WESTY DECIDED TO DO THE COOKING AND LET RIP DO THE MENIAL CHORES.

Just as he turned away from the brook to go back he felt instinctively the presence of some one near him. Glancing around, he saw nothing. Then he looked upward and something moved in the refractory light shining through the gaunt-limbed trees. Breathless, he fled. His uncle sensed something amiss as he ran toward them.

“Gee, you know, Unk, strike me pink if I didn’t see a girl sitting up in a tree down there. Looks to me like an Indian, s’ help me Sam!”

“You’re one heck of a scout, you are,” Mr. Wilde chided him, “running away from a poor helpless Indian girl. What in thunder were you afraid of?”

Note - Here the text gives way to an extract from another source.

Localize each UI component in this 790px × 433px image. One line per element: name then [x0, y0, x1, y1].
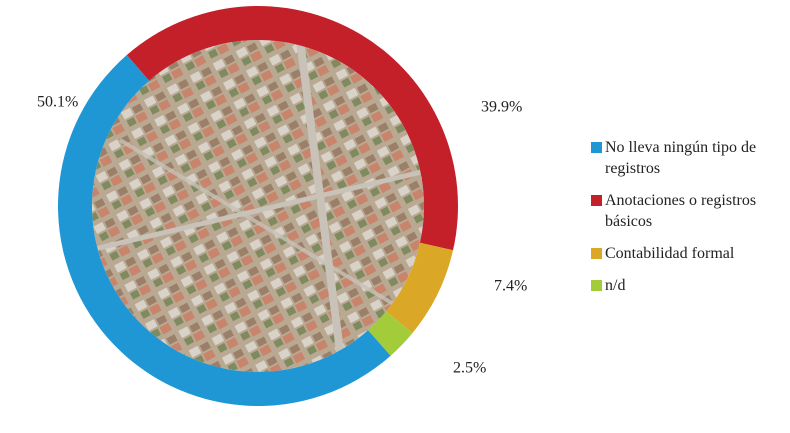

“Aw, I wasn’t afraid of her at all, I was just taken off my feet when I saw it was a girl. I don’t like ’em much, anyway. That is, most of ’em!”

“Of course not,” Mr. Wilde said with mock sympathy, and as an afterthought added, “Not until you get a little older! Come on, we’ll take a stroll down and inquire who this maid of the mountains happens to be.”

Westy left his bacon to an unknown Fate and followed the rest to the brook, where they beheld Rip’s dryad sitting, feet under her, on the limb of a huge tree.

The setting sun threw a halo of scarlet around her. Bobbed hair, dark and straight, with a band of crimson ribbon encircling her forehead. Eyes as dark as the forests at night with a laughing light in them. Her small face and strong looking arms were tanned. They could see at first glance that here was a child of the open spaces.

A girl of about thirteen, they judged, when she slipped out of the tree as noiselessly as a wildcat and stood before them slim and tall for her age.

One would gather at first that she was an Indian, until she smiled at them one and all, sweetly yet fearlessly.